Drug Rehab Center Can’t Get Post-Trial Injunction

     TAMPA, Fla. (CN) – A rehabilitation center that won discrimination damages from a Florida county cannot get an injunction, a federal judge ruled, finding it “unlikely that the county will again discriminate.”
     Narconon Spring Hill and its landlord, Toucan Partners, filed suit in 2009 after Hernando County denied Toucan a construction permit that would let Narconon expand its rehabilitative services.
     Though a jury found that Hernando had not violated Toucan’s rights under the Fair Housing Act or the Americans with Disabilities Act, it found that the denied permit amounted to discrimination against Narconon. The jury awarded Narconon $74,490 in damages on Jan. 1, 2013.
     Last week, however, U.S. District Judge James Whittemore refused to grant Narconon a permanent injunction that would force issuance of the special use permit that Toucan sought in 2009.
     Because Toucan did not win on its own claims, Narconon cannot seek injunctive relief on a permit application it never submitted, according to the 10-page ruling.
     “Toucan, rather than Narconon, applied for the special exception permit Narconon wants validated,” Whittemore wrote. “Toucan would therefore directly benefit from the relief Narconon seeks. In this regard, the requested relief would be inconsistent with the jury determination that the county did not violate Toucan’s substantive rights. That is, because Narconon never submitted a permit application, the only permit the court could validate would be the permit Toucan applied for.
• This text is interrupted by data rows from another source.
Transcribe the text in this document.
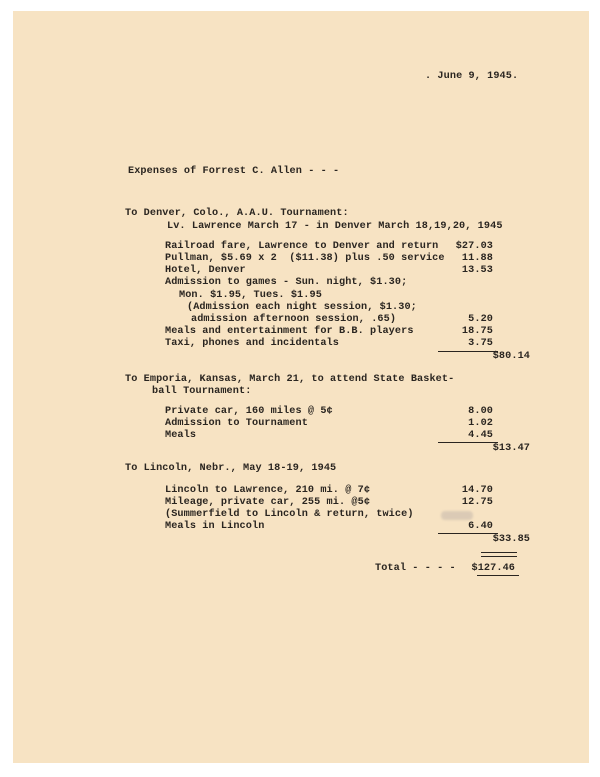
. June 9, 1945.
Expenses of Forrest C. Allen - - -
To Denver, Colo., A.A.U. Tournament:
Lv. Lawrence March 17 - in Denver March 18,19,20, 1945
Railroad fare, Lawrence to Denver and return	$27.03
Pullman, $5.69 x 2  ($11.38) plus .50 service	11.88
Hotel, Denver	13.53
Admission to games - Sun. night, $1.30;
Mon. $1.95, Tues. $1.95
(Admission each night session, $1.30;
admission afternoon session, .65)	5.20
Meals and entertainment for B.B. players	18.75
Taxi, phones and incidentals	3.75
$80.14
To Emporia, Kansas, March 21, to attend State Basket-
ball Tournament:
Private car, 160 miles @ 5¢	8.00
Admission to Tournament	1.02
Meals	4.45
$13.47
To Lincoln, Nebr., May 18-19, 1945
Lincoln to Lawrence, 210 mi. @ 7¢	14.70
Mileage, private car, 255 mi. @5¢	12.75
(Summerfield to Lincoln & return, twice)
Meals in Lincoln	6.40
$33.85
Total - - - -	$127.46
The relief sought by Narconon would essentially grant affirmative relief to Toucan – a non-prevailing party – as the owner of the property.
     In a footnote to the opinion, Whittemore also took issue with the timing of Narconon’s injunction motion.
     “Narconon delineated the specific nature of the equitable relief sought for the first time in its motion for permanent injunction,” he wrote. “In addition, Narconon failed to follow the proper procedures required in seeking injunctive relief.”
     Local Rule 1.06(b), for example, requires parties seeking injunctive relief to include such words in their initial pleading.
     Since Toucan cannot file a motion for permanent injunction, it fell on Narconon to prove that Hernando would again discriminate against it, but Whittemore found that the rehab center failed in this regard.
     “Considering the jury verdict, it is unlikely that the County will again discriminate against Narconon,” he wrote.
     “Narconon’s argument that the single instance of discrimination by the county alone warrants injunctive relief is not persuasive, because there is no showing that the county is likely to discriminate against Narconon in the future,” the ruling continues.
     “Narconon has submitted no evidence that the County has engaged in a pattern or practice of discrimination against individuals with disabilities,” Whittemore added. “Rather, it relies solely on the single act of discrimination that gave rise to this proceeding.”
     The judge did, however, grant Narconon final judgment on its damages award.